Dimension error in Learn.TTA output

I following the instructions here DeepLearning-LecNotes2 to run resnet34 on the dogbreeds dataset. When running these lines
log_preds,y = learn.TTA()
probs = np.exp(log_preds)
accuracy(log_preds,y), metrics.log_loss(y, probs)
I get a dimensions error when the last two functions are called.Should this be happening? I could reshape my probs data to the same dimension of the y variable, but how could I call the TTA function so that I would not have to do this. Can anyone give an explaination of what exactly learn.TTA() does?
The error I get is this:
TypeError Traceback (most recent call last)
in ()
----> 1 accuracy(log_preds,y), metrics.log_loss(y, probs)
2

~/fastai/courses/dl1/fastai/metrics.py in accuracy(preds, targs)
7
8 def accuracy(preds, targs):
----> 9 preds = torch.max(preds, dim=1)[1]
10 return (preds==targs).float().mean()
11

TypeError: torch.max received an invalid combination of arguments - got (numpy.ndarray, dim=int), but expected one of:

  • (torch.FloatTensor source)
  • (torch.FloatTensor source, torch.FloatTensor other)
    didn’t match because some of the keywords were incorrect: dim
  • (torch.FloatTensor source, int dim)
  • (torch.FloatTensor source, int dim, bool keepdim)

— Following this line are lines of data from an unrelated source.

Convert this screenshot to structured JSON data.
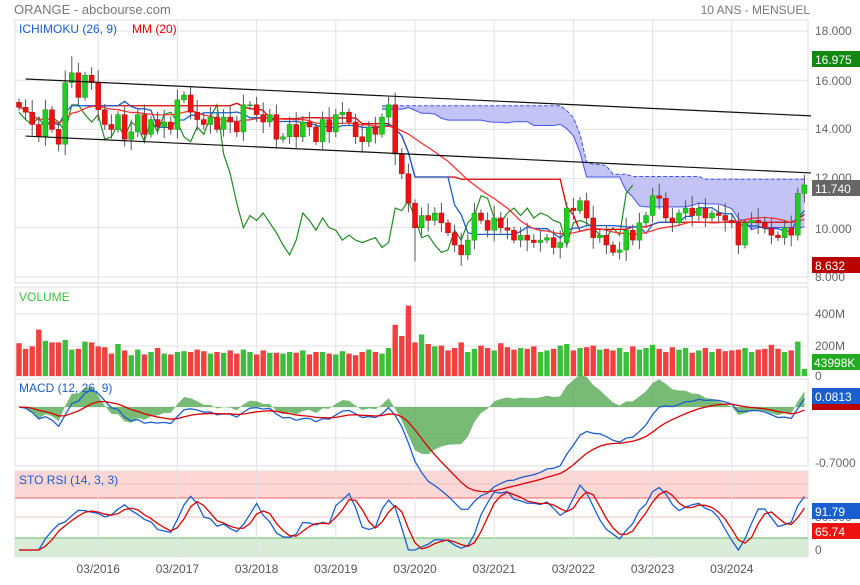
{
  "header": {
    "title": "ORANGE - abcbourse.com",
    "period": "10 ANS - MENSUEL"
  },
  "chart_data": {
    "type": "candlestick",
    "start_month": "03/2015",
    "x_tick_labels": [
      "03/2016",
      "03/2017",
      "03/2018",
      "03/2019",
      "03/2020",
      "03/2021",
      "03/2022",
      "03/2023",
      "03/2024"
    ],
    "close": [
      14.9,
      14.7,
      14.2,
      13.7,
      14.8,
      14.0,
      13.4,
      15.9,
      16.3,
      15.3,
      16.2,
      15.9,
      14.8,
      14.2,
      14.0,
      14.6,
      13.6,
      13.9,
      14.6,
      13.8,
      14.4,
      14.1,
      14.3,
      14.0,
      15.2,
      15.4,
      14.7,
      14.4,
      14.2,
      14.5,
      14.0,
      14.5,
      14.3,
      13.9,
      15.0,
      15.0,
      14.6,
      14.3,
      14.6,
      13.6,
      13.7,
      14.2,
      13.7,
      14.3,
      14.1,
      13.5,
      14.4,
      13.9,
      14.6,
      14.7,
      14.3,
      13.7,
      13.5,
      14.1,
      13.8,
      14.5,
      15.0,
      13.0,
      12.2,
      11.0,
      10.0,
      10.5,
      10.3,
      10.6,
      10.2,
      9.8,
      9.3,
      8.9,
      9.5,
      10.6,
      10.3,
      9.9,
      10.4,
      10.0,
      9.9,
      9.5,
      9.7,
      9.5,
      9.4,
      9.5,
      9.6,
      9.2,
      9.4,
      10.8,
      10.7,
      11.1,
      10.4,
      9.6,
      9.7,
      9.3,
      9.0,
      9.1,
      9.9,
      9.5,
      10.2,
      10.5,
      11.3,
      11.2,
      10.4,
      10.2,
      10.6,
      10.8,
      10.5,
      10.8,
      10.4,
      10.6,
      10.5,
      10.3,
      10.2,
      9.3,
      10.2,
      10.3,
      10.2,
      10.0,
      9.7,
      9.6,
      10.0,
      9.7,
      11.4,
      11.74
    ],
    "volume_millions": [
      205,
      170,
      185,
      290,
      220,
      210,
      210,
      225,
      165,
      170,
      215,
      210,
      185,
      180,
      140,
      200,
      160,
      130,
      165,
      135,
      150,
      175,
      140,
      135,
      150,
      155,
      150,
      165,
      155,
      140,
      150,
      145,
      160,
      140,
      165,
      150,
      135,
      160,
      145,
      145,
      140,
      150,
      145,
      160,
      135,
      150,
      150,
      140,
      135,
      155,
      140,
      130,
      150,
      165,
      150,
      140,
      175,
      320,
      250,
      440,
      210,
      260,
      200,
      185,
      190,
      160,
      175,
      210,
      150,
      170,
      190,
      175,
      160,
      205,
      180,
      165,
      175,
      170,
      185,
      150,
      160,
      170,
      190,
      200,
      160,
      175,
      180,
      190,
      165,
      170,
      160,
      175,
      150,
      185,
      165,
      175,
      195,
      170,
      150,
      180,
      165,
      175,
      145,
      160,
      175,
      150,
      170,
      155,
      160,
      165,
      175,
      150,
      165,
      170,
      195,
      170,
      150,
      160,
      215,
      44
    ],
    "max": {
      "value": 16.975,
      "month_index": 8
    },
    "min": {
      "value": 8.632,
      "month_index": 60
    },
    "trend_lines": [
      {
        "from": {
          "month_index": 1,
          "price": 16.05
        },
        "to": {
          "month_index": 119,
          "price": 14.55
        }
      },
      {
        "from": {
          "month_index": 1,
          "price": 13.73
        },
        "to": {
          "month_index": 119,
          "price": 12.23
        }
      }
    ],
    "panels": {
      "price": {
        "legend": [
          "ICHIMOKU (26, 9)",
          "MM (20)"
        ],
        "y_ticks": [
          "18.000",
          "16.000",
          "14.000",
          "12.000",
          "10.000",
          "8.000"
        ],
        "ylim": [
          7.8,
          18.4
        ],
        "labels": {
          "high": "16.975",
          "last": "11.740",
          "low": "8.632"
        }
      },
      "volume": {
        "legend": "VOLUME",
        "y_ticks": [
          "400M",
          "200M",
          "0"
        ],
        "last_label": "43998K"
      },
      "macd": {
        "legend": "MACD (12, 26, 9)",
        "y_ticks": [
          "-0.7000"
        ],
        "last_label": "0.0813"
      },
      "stochrsi": {
        "legend": "STO RSI (14, 3, 3)",
        "y_ticks": [
          "50.000",
          "0"
        ],
        "k_label": "91.79",
        "d_label": "65.74",
        "upper": 80,
        "lower": 20
      }
    },
    "colors": {
      "up": "#22cc22",
      "down": "#ee1111",
      "tenkan": "#1a5fd0",
      "kijun": "#dd0000",
      "chikou": "#228b22",
      "ma": "#ff3333",
      "cloud": "#b8b8f5",
      "macd": "#1a5fd0",
      "signal": "#dd0000",
      "hist": "#55aa55"
    }
  }
}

Your error is because the accuracy function expects torch Tensors and your preds are a np array. You’ll want to call torch.from_numpy(preds).cuda(), that should fix it.

That doesn’t seem to be working for me I get the following error.

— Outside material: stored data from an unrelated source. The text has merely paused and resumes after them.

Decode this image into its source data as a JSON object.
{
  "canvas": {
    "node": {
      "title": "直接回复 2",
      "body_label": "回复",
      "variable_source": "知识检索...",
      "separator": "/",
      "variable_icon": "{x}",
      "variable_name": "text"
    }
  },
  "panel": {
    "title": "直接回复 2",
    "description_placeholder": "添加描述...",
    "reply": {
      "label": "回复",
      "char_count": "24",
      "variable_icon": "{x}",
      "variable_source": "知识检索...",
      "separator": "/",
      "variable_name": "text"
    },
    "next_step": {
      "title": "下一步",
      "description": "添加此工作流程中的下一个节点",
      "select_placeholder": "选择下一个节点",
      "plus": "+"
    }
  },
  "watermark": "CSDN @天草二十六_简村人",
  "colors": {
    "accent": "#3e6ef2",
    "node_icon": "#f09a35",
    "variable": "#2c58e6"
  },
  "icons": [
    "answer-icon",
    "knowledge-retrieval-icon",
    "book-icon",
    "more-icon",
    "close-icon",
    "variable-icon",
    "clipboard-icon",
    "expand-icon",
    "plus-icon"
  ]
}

RuntimeError Traceback (most recent call last)
in ()
----> 1 accuracy(torch.from_numpy(log_preds).y), metrics.log_loss(torch.from_numpy(probs).cuda(),y)
2

RuntimeError: from_numpy expects an np.ndarray but got torch.cuda.FloatTensor

I don’t think probs is an np array, so you don’t have to call torch.from_numpy on it. Just on log_preds.

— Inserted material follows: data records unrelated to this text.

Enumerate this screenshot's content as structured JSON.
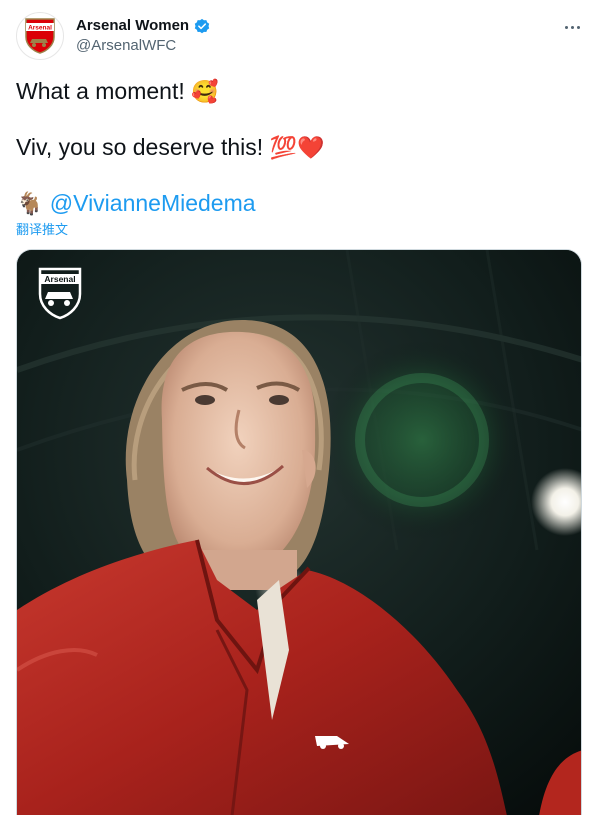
{
  "account": {
    "display_name": "Arsenal Women",
    "handle": "@ArsenalWFC",
    "verified": true,
    "avatar_text": "Arsenal"
  },
  "tweet": {
    "line1_text": "What a moment!",
    "line1_emoji": "🥰",
    "line2_text": "Viv, you so deserve this!",
    "line2_emoji_100": "💯",
    "line2_emoji_heart": "❤️",
    "line3_emoji": "🐐",
    "mention": "@VivianneMiedema",
    "translate_label": "翻译推文"
  },
  "media": {
    "logo_text": "Arsenal",
    "colors": {
      "jacket": "#b3261e",
      "background": "#0c1514",
      "glow_green": "#2f7a45"
    }
  },
  "colors": {
    "link": "#1d9bf0",
    "verified": "#1d9bf0",
    "secondary_text": "#536471"
  }
}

I’m having the same issue as the OP but haven’t managed to find a working solution yet from following the help here. I had the same original error and have now tried changing to

log_preds,y = learn.TTA()
probs = np.exp(log_preds)
accuracy(torch.from_numpy(log_preds),y), metrics.log_loss(y, probs)

but this gives the error

TypeError: eq received an invalid combination of arguments - got (numpy.ndarray), but expected one of:
* (int value)
didn't match because some of the arguments have invalid types: (numpy.ndarray)
* (torch.LongTensor other)
didn't match because some of the arguments have invalid types: (numpy.ndarray)

I too had this problem so searched through the forums. TTA() was changed in November 2017 because it had been averaging the log, rather than the probabilities. Now it returns the actual individual TTA predictions, which then have to be averaged. I think accuracy() has also changed. This gives the accuracy:

log_probs_tta,y = learn.TTA()
probs = np.mean(np.exp(log_probs_tta), axis=0)
preds = np.argmax(probs_tta, axis=1)
(preds==y).mean()

2 Likes

accuracy_np as opposed to accuracy did the trick for me

log_preds,y = learn.TTA()
probs = np.mean(np.exp(log_preds), 0)
accuracy_np(probs, y), metrics.log_loss(y, probs)

1 Like

This just helped me out, thanks so much.

How did you go about finding this? I’m curious to see how I can hunt down the next similar problem I encounter. But your solution worked perfectly. Cheers!